Segundo o psicólogo Ricardo Alves, que é gerente do Caps Paranoá, o o objetivo é o tratamento adequado de saúde mental de uma forma integradora. “O objetivo do Caps não é excluir a pessoa da sociedade. Pelo contrário, é incluí-la novamente”, diz o profissional. A unidade conta com 634 pacientes e 19 grupos de apoio, incluindo trabalhos de geração de renda.


“Tem um ex-paciente nosso que era bipolar. Ele tinha um prognóstico muito bom, até porque ele já veio pra cá no início, nas primeiras crises. Hoje ele trabalha em um ministério. De vez em quando, ele vem visitar a gente, vem de terno e eu até digo: quem te viu, quem te vê.”

Inclusão

Os Centros de Atenção Psicossocial (CAPS) são unidades especializadas em saúde mental para tratamento e reinserção social de pessoas com transtorno mental grave e persistente. De acordo com a Secretaria de Saúde, o Caps é um lugar de referência e tratamento para pessoas que sofrem com transtornos mentais, psicoses, neuroses graves e demais quadros que demandam cuidado intensivo, comunitário e personalizado para os pacientes.

“Às vezes, o paciente já perdeu as referências familiares. Já perdeu trabalho, parou de estudar, se separou… Perdeu contato com a família, já se queimou de todo jeito, já entrou em crise várias vezes, parou de tomar remédios ou agrediu alguém. E se continuar assim, ele vai ou já sumiu no mundo. O fato é: há necessidade do paciente estar no Caps porque é como se fosse uma UTI de saúde mental”, diz Ricardo Alves.

Atendimento nas unidades

Diferentemente do que as pessoas possam pensar, o Caps não é um centro ambulatorial onde tem especialidades para que as pessoas possam se consultar e ir para casa. “Muitas pessoas acham que o Caps faz psicoterapia”. Mas vai além de consulta com um médico ou receber remédio. “O intuito do Caps é justamente apoiar o sujeito numa condição psicossocial muito grave”.

A fisioterapeuta Karine Vieira de Oliveira, que é residente em saúde mental, atua no Caps. Ela diz que cada unidade tem uma equipe multiprofissional, que trabalha com áreas específicas.
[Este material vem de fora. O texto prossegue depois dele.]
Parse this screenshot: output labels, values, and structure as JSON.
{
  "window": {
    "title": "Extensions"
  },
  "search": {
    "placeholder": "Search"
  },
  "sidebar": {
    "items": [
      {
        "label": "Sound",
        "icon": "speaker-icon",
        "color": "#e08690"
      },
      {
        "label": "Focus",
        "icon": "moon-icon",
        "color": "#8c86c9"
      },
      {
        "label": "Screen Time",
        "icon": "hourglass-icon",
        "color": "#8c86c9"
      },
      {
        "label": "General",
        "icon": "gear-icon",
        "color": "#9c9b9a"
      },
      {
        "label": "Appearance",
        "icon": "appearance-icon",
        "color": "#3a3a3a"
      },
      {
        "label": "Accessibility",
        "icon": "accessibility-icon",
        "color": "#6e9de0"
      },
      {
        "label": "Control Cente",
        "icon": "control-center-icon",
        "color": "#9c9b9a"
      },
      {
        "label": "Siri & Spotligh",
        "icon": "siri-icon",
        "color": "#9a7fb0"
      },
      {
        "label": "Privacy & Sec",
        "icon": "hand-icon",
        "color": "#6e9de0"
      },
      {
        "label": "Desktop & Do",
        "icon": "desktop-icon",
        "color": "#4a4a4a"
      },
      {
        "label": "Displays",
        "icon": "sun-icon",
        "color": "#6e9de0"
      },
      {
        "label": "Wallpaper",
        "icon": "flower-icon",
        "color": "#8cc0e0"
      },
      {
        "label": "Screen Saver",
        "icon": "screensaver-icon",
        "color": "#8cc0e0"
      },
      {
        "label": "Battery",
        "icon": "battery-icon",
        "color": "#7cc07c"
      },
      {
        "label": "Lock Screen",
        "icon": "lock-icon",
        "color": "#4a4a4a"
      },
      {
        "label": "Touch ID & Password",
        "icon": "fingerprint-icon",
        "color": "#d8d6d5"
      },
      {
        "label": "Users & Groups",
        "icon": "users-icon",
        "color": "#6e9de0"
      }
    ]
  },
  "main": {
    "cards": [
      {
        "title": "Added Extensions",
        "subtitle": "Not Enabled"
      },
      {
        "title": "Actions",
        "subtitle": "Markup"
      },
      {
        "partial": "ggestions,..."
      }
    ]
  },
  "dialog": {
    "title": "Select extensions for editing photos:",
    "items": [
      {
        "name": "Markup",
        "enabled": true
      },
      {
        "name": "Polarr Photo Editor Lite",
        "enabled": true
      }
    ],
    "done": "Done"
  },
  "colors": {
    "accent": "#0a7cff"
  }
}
Fazem parte enfermeiros, psiquiatras, fisioterapeutas, terapeutas ocupacionais e, às vezes, nutricionistas.

A fisioterapeuta ainda explica que a equipe sempre tenta inovar e reinventar os tratamentos oferecidos. “A gente tenta trabalhar dessa forma, mais integrada possível para que o paciente seja entendido nessa complexibilidade, como um corpo físico, um corpo social, um corpo biológico e até cultural”, diz.

Entretanto, apesar de ser um ambiente que tenta ser mais leve e descontraído, as unidades tratam de situações de vulnerabilidade delicadas, conforme relata Ricardo Alves. “Quem passa aqui na frente todo dia não imagina as coisas que acontecem aqui”.

Atividades alternativas

O enfermeiro Paulo Candido de Souza, de 45 anos, que trabalha no Caps do Paranoá desde 2016, afirma que os profissionais de atenção psicossocial têm atividades de acordo com a natureza do serviço, que é multiprofissional. “Mas com o sentido de reabilitação psicossocial. Então aqui eu faço a mediação de alguns grupos”.

Dentre eles, horta, bazar e ecolavagem de carros são de geração de renda, que, conforme diz o gerente do Caps, Ricardo Alves, têm o objetivo de oportunizar e potencializar o espaço para que os pacientes criem seu próprio negócio e consigam sua própria renda. “Cada grupo tem sua regra. Todos sentam, pensam e repensam as normas estabelecidas pelos próprios participantes”.



O grupo Arte e Expressão é coordenado pelo enfermeiro Paulo Cândido. Segundo ele, a arte ajuda as pessoas a expressarem aquilo que, às vezes, em palavras não conseguem dizer. Além disso, ele também desenvolve o grupo da ecolavagem, que é a lavagem ecológica de carros. É uma atividade ecológica, terapêutica e de geração de renda.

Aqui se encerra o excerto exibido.